Oil services firm SBM Offshore NV is being investigated by Swiss authorities over bribery allegations that it has already paid hundreds of millions of dollars to settle in three countries.
The Netherlands-based company has said that three of its subsidiaries are under investigation regarding a failure to implement measures to prevent corrupt payments from 2005 to 2012. These allegations have been resolved in the US, Brazil and the Netherlands.
SBM Offshore has just concluded a three-year reporting requirement imposed under a 2017 deferred prosecution agreement (DPA) that it reached with the US Department of Justice, regarding bribery offences on three continents.
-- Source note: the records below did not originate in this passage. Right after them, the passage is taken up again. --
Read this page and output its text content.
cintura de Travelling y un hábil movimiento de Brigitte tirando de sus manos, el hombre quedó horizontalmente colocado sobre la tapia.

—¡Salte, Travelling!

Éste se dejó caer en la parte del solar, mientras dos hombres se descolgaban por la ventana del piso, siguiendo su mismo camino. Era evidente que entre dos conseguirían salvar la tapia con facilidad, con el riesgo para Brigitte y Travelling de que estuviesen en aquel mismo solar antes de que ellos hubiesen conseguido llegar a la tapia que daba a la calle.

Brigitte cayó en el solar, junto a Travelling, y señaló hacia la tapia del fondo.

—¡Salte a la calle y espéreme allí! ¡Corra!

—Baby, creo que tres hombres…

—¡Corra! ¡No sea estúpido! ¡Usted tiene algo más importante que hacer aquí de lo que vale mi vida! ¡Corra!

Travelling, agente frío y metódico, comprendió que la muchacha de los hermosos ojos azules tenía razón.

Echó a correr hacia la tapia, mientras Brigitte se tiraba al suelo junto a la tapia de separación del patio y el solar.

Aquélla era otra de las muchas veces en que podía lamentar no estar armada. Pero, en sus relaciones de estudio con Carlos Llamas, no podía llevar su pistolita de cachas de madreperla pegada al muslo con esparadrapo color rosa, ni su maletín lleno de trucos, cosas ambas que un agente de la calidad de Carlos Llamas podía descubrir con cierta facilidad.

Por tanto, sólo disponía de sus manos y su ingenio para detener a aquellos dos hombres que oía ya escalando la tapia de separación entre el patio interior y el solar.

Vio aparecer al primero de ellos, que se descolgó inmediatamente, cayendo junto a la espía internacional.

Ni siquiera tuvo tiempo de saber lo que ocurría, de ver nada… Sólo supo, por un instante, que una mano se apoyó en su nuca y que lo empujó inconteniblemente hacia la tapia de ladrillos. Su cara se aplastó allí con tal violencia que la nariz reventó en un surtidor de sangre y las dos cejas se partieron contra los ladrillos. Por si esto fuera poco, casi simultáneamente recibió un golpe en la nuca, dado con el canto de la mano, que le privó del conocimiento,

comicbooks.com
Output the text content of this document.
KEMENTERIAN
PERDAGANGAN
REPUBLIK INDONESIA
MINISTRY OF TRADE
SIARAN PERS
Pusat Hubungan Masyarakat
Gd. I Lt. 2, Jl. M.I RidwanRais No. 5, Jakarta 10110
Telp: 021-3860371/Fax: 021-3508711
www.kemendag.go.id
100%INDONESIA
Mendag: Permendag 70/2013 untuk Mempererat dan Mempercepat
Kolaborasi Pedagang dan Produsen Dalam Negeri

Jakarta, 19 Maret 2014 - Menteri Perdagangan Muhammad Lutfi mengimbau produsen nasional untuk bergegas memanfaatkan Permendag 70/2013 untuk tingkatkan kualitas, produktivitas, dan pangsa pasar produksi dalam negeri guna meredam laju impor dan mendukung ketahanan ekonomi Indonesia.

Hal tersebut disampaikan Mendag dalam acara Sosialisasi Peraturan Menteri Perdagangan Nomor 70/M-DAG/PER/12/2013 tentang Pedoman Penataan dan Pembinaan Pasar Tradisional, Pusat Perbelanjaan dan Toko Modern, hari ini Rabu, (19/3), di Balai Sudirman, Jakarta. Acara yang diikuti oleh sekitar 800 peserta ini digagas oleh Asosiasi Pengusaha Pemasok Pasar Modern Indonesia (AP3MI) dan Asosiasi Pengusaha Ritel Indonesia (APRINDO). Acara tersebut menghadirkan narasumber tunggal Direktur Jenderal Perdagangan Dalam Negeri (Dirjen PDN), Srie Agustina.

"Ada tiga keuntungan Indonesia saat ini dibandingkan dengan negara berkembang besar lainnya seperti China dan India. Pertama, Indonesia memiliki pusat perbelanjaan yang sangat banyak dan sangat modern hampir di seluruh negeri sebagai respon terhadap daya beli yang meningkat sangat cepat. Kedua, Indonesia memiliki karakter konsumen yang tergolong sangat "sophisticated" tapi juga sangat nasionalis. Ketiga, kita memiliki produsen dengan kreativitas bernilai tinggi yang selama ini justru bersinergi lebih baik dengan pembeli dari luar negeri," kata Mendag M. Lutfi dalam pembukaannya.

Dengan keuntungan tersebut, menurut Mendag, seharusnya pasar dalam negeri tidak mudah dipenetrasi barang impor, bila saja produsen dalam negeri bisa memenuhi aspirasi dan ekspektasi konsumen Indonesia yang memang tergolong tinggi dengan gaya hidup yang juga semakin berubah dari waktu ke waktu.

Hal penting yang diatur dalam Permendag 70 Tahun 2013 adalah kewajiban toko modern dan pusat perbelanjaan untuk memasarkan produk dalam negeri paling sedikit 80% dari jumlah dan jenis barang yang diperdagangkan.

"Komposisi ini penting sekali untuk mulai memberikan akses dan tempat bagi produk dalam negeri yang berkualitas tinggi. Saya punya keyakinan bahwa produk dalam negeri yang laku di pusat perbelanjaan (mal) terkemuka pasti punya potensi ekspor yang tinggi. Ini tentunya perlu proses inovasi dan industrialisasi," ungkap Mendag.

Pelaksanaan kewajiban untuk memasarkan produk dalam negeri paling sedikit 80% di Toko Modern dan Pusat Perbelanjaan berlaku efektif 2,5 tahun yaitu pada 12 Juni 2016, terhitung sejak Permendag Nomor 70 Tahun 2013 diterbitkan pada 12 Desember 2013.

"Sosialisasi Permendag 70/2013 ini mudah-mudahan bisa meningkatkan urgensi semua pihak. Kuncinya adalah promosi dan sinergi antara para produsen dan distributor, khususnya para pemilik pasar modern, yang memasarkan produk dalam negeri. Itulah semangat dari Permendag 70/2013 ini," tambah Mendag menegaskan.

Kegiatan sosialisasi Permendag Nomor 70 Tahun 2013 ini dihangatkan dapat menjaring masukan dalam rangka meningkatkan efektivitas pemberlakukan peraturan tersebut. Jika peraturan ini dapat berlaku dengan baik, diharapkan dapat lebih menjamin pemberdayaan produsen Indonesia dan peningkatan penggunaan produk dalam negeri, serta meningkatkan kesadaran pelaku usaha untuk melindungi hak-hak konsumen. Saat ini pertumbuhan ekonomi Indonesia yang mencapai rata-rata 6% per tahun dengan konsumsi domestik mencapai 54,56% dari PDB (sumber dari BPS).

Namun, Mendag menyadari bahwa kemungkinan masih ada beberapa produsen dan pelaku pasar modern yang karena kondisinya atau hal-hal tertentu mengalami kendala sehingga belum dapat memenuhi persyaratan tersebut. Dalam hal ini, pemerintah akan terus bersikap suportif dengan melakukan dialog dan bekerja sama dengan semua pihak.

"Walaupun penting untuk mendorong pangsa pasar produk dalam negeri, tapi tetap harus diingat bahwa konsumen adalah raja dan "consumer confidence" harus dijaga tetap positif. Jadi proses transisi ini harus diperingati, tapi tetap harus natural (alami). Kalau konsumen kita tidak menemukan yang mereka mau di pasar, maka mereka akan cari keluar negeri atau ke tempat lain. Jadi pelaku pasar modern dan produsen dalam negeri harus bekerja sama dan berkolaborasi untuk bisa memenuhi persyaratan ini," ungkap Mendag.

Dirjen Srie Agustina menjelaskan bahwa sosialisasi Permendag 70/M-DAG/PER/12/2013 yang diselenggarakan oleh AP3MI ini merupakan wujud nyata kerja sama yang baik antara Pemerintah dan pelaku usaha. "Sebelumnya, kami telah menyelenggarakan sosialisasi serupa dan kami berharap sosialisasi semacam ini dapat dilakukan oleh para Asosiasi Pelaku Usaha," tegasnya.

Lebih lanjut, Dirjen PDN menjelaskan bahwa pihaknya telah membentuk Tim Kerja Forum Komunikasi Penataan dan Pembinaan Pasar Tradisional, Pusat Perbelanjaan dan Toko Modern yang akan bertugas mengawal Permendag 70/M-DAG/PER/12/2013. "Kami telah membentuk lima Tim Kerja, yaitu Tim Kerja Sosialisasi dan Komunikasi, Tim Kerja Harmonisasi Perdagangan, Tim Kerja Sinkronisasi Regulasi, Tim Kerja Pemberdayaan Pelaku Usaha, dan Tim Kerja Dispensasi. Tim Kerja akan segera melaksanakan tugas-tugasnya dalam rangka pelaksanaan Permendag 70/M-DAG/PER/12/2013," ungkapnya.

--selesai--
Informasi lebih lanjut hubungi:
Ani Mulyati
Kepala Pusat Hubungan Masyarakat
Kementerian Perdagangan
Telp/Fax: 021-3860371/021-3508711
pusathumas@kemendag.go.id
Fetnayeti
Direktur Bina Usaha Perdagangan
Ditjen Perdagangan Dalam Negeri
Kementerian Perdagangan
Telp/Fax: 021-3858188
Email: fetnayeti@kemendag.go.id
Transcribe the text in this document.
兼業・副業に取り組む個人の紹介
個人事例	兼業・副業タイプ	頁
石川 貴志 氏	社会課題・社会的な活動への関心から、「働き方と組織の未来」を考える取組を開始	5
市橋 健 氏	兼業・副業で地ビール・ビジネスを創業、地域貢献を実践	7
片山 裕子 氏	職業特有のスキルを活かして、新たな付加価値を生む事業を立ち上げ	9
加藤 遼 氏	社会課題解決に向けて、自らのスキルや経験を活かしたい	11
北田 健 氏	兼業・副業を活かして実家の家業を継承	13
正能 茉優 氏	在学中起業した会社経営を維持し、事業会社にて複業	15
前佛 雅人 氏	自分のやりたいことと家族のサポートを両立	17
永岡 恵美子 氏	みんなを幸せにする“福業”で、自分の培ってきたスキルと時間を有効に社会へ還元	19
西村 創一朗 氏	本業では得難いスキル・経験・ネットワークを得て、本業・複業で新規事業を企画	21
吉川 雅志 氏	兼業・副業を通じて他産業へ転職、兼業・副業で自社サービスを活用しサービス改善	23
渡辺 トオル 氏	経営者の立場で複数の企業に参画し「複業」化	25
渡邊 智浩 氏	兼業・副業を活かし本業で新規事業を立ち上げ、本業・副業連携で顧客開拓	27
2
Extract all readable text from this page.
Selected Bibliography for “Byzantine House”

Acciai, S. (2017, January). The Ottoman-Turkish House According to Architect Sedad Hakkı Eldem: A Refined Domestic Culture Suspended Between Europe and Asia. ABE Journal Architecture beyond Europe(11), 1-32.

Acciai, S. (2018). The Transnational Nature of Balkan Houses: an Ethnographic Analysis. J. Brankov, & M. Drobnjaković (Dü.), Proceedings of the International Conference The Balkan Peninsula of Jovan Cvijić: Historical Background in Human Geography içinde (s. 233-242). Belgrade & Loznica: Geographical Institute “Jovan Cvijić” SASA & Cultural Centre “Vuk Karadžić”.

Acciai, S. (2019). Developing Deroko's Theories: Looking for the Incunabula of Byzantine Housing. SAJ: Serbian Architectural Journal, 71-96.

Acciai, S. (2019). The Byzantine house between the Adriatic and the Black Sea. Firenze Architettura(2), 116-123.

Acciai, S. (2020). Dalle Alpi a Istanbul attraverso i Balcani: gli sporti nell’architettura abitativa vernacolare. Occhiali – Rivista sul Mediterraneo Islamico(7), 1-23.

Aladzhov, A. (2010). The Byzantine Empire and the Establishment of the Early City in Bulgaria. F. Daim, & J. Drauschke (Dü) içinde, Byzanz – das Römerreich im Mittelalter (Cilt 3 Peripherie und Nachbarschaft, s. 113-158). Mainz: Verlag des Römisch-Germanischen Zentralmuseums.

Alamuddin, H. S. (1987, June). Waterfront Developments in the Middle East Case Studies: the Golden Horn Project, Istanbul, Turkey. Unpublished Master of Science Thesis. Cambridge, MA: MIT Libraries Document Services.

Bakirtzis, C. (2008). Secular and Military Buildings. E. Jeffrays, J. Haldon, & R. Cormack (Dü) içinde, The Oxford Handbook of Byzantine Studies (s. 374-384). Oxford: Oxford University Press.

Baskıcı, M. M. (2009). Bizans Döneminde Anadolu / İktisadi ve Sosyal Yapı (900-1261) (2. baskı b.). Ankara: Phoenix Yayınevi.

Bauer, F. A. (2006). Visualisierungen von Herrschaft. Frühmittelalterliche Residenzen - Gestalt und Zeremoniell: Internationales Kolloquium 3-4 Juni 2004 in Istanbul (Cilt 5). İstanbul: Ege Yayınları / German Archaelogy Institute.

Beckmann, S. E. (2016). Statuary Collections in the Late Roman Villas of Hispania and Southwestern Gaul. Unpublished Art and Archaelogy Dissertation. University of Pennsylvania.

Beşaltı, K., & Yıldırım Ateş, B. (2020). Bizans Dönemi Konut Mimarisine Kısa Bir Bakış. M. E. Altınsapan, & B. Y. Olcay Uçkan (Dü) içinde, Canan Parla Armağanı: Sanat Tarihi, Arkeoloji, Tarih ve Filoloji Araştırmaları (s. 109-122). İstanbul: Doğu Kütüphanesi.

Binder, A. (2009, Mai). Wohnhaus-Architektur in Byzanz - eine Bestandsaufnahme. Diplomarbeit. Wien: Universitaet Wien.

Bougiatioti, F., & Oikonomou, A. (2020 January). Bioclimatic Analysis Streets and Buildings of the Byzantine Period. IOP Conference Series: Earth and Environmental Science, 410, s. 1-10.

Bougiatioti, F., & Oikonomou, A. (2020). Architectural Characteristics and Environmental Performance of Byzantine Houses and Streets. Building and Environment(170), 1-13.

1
In the DPA, SBM Offshore admitted breaching the US Foreign Corrupt Practices Act by paying more than $180 million in commissions to intermediaries for at least 16 years from 1996, knowing that some of it would be used to bribe public officials. It agreed to pay a $238 million penalty.
In 2014, it settled related bribery allegations with Dutch authorities, paying $200 million in disgorged profits and a $40 million penalty. Four years later, it reached settlements with authorities in Brazil.
The news of an investigation by the Swiss authorities into alleged corrupt payments by SBM Offshore subsidiaries will be far from welcome news for the company. It may have thought that the resolutions reached with the US, Brazilian and Dutch authorities were the end of a long and painful road.
But the latest investigation to be faced by the company highlights the dangers faced by multinational corporates who operate in different jurisdictions across the globe. No matter where a settlement is reached, if another authority suspects a breach of their own laws in relation to the alleged wrongdoing then they will also be keen to take action - whenever they believe it is appropriate.